Hay suavidad y extrañeza en las baladas que se conciertan durante la medianoche. Cada melodía te trae de vuelta, y abundan discos que giran a más de 33, 45 o 78 revoluciones por minuto. Siempre  las baladas poseen ese non plus ultra, esa debacle intempestiva hacia lares más seguros e indispensables, más hacia un vos o yo regalándonos sonrisas, ocultando nuestros rostros atolondrados entre la juventud y el ensueño.

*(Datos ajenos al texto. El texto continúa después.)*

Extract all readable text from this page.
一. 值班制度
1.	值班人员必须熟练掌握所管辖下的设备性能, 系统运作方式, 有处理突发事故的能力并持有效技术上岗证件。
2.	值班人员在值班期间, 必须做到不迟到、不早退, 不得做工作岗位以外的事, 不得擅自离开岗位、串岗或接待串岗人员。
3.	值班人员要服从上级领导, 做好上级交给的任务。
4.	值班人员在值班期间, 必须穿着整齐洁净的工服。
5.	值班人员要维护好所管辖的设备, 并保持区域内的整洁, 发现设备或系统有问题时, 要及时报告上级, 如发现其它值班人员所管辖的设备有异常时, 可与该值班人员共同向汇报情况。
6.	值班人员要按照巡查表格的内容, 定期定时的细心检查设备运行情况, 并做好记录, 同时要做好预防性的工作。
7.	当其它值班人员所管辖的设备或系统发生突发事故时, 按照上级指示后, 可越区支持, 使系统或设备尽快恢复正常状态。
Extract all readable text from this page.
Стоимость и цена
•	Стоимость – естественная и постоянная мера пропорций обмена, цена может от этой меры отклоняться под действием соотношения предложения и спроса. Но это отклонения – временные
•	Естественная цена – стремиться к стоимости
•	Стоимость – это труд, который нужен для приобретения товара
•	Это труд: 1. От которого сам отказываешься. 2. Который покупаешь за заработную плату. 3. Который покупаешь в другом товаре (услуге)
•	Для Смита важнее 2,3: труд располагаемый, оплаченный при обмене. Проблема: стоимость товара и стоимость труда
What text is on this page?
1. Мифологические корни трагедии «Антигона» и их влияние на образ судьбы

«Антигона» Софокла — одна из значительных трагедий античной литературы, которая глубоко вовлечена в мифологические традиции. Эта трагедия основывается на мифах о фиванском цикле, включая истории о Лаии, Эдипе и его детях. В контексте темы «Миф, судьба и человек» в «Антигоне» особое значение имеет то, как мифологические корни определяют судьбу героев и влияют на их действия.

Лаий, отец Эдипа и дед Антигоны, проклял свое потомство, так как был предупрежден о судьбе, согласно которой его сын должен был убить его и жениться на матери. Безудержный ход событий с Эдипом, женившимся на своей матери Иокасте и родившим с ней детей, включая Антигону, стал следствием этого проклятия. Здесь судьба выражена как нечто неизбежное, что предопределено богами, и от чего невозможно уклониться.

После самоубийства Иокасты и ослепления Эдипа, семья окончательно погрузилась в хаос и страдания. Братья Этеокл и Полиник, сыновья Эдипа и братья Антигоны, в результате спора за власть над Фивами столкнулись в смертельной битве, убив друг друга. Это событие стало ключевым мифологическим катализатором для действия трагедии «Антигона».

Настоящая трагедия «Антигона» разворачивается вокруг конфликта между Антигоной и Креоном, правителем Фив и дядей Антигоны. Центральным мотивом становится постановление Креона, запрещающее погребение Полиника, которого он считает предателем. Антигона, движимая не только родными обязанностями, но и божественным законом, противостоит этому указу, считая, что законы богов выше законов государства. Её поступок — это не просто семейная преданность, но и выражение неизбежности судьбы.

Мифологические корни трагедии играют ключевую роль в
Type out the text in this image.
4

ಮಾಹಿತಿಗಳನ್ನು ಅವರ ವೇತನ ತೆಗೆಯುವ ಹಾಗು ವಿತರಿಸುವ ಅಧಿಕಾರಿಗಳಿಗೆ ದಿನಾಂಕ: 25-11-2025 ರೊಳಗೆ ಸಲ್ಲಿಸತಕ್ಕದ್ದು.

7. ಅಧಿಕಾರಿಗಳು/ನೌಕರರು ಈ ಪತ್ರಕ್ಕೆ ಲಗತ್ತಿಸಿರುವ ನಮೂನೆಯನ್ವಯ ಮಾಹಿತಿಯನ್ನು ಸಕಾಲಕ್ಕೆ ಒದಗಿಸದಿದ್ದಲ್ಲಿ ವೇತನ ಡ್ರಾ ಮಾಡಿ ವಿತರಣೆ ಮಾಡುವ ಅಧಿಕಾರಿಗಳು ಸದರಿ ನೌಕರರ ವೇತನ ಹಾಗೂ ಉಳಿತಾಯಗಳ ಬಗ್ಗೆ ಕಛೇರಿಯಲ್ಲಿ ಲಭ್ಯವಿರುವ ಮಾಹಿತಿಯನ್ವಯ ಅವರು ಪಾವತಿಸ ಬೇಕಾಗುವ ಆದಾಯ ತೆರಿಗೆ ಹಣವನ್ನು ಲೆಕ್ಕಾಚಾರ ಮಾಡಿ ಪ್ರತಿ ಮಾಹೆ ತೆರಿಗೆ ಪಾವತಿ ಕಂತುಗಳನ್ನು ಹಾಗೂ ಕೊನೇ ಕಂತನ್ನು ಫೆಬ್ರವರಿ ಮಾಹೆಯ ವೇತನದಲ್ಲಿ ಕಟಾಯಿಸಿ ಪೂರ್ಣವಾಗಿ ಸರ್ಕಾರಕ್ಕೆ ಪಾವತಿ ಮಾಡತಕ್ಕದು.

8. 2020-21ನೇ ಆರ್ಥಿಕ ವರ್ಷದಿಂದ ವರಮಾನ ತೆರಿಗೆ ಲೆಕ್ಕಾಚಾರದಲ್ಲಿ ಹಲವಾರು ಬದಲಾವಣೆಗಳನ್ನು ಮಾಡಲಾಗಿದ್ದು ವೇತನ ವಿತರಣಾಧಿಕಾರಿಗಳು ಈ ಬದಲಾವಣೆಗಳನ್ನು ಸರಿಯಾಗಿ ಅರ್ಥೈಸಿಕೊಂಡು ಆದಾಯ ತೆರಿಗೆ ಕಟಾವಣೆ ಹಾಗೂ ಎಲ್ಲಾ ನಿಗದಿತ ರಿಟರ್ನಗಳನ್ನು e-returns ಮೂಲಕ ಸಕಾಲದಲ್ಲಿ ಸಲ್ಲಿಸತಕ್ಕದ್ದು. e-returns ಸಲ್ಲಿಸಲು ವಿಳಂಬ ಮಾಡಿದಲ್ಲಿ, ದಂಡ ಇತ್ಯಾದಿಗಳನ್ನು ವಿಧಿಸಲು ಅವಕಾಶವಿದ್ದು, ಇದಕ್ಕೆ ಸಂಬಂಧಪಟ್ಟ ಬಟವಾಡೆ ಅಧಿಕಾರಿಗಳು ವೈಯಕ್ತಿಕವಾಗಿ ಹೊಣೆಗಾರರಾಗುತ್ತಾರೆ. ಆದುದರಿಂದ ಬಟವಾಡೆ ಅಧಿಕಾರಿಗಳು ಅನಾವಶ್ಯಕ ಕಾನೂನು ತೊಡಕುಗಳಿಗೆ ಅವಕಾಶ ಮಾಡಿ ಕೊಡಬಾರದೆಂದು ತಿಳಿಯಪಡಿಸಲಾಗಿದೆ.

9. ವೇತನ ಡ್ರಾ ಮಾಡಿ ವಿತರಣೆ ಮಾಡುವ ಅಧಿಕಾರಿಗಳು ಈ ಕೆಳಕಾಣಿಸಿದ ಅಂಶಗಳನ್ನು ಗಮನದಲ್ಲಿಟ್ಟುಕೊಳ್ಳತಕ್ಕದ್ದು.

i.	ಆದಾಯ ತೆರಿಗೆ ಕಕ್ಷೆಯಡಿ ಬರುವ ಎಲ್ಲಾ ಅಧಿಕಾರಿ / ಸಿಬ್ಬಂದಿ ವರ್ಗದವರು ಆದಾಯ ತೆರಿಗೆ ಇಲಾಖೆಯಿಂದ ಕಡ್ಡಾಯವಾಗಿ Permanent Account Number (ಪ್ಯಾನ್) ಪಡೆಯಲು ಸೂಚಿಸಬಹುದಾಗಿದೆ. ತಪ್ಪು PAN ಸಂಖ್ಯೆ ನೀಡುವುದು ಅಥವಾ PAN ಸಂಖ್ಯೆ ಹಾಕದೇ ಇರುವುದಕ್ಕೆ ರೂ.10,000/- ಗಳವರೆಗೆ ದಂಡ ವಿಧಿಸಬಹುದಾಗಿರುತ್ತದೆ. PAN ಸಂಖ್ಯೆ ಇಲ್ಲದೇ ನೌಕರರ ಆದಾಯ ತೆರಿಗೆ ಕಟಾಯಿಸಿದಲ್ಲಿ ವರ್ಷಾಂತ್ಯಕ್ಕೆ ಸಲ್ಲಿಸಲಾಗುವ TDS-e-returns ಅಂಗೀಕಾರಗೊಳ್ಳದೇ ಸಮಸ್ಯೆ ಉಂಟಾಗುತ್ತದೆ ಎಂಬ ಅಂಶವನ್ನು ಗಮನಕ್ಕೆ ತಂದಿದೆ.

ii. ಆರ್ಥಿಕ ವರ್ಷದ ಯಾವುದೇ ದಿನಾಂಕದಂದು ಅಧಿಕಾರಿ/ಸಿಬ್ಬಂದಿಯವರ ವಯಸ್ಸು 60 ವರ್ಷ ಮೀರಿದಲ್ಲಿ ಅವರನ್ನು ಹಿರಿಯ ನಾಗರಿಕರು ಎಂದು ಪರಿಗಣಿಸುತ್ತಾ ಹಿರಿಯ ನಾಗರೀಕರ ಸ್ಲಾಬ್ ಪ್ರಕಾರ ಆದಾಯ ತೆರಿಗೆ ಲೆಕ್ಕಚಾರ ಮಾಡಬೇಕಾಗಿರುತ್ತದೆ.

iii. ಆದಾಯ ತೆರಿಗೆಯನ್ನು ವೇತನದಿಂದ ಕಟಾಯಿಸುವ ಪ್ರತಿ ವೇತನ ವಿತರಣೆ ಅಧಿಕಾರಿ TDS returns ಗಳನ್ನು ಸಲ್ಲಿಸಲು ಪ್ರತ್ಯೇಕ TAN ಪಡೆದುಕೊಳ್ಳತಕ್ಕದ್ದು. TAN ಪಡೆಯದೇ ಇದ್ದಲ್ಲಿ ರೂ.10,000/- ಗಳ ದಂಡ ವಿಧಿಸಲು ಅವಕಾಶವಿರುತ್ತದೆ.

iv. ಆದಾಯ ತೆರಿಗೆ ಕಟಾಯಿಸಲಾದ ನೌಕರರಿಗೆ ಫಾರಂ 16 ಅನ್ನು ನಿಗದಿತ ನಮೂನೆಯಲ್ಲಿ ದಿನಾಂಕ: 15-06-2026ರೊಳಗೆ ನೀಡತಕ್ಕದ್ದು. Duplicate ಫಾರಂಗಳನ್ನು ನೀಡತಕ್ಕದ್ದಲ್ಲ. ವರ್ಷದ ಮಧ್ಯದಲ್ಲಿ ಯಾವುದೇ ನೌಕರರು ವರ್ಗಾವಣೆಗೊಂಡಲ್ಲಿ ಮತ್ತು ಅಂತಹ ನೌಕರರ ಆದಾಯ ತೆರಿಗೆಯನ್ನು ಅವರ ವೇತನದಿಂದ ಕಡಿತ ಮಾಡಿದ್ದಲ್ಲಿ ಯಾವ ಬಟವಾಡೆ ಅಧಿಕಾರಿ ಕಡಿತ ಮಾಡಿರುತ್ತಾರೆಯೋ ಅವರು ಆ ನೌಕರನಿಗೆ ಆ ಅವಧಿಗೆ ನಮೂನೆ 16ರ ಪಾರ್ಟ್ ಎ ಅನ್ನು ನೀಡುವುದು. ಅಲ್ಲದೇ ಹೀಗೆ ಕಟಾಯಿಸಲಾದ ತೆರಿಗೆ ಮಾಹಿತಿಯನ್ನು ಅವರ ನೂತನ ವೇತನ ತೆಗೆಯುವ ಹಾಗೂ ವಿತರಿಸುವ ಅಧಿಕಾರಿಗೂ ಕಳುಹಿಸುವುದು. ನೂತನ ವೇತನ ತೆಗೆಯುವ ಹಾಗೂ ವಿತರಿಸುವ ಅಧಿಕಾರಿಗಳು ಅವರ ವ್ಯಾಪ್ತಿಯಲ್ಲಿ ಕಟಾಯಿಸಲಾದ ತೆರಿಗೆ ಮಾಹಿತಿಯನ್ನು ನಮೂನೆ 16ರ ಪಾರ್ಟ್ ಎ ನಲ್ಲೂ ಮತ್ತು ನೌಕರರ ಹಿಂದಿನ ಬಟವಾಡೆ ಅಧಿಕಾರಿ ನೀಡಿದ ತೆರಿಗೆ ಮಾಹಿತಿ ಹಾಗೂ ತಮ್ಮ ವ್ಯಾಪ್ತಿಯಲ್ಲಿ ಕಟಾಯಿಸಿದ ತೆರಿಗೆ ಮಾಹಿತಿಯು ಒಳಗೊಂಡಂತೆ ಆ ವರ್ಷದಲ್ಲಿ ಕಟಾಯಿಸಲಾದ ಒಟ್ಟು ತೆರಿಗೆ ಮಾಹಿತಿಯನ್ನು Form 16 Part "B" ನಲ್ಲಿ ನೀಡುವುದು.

Tratamos de recordar y vivir en cada responso hecho de noblezas y puerilidades, aunque las luces ya se hayan apagado y tengamos que vivir con el pesar de las ausencias caras, intensificadas en las sombras, junto al melódico slide de una canción de George Harrison. “Your Love Is forever”, soñando con esos ojos inmorales producto de las horas íntimas, pensando en esos labios que no escatimaban en despedirse con un beso, susurrando un “hasta mañana” o el “hasta un próximo encuentro”.

Sabíamos que podíamos volver a vernos o reencontrarnos en un “paseo púbico” – como esa “justa errata” cortazariana que tanto nos gustaba -, ese interminable delirar de las almas que se confunden en un recuento salvaje, al atravesarse latidos entre la asfixia y la confusión exasperante.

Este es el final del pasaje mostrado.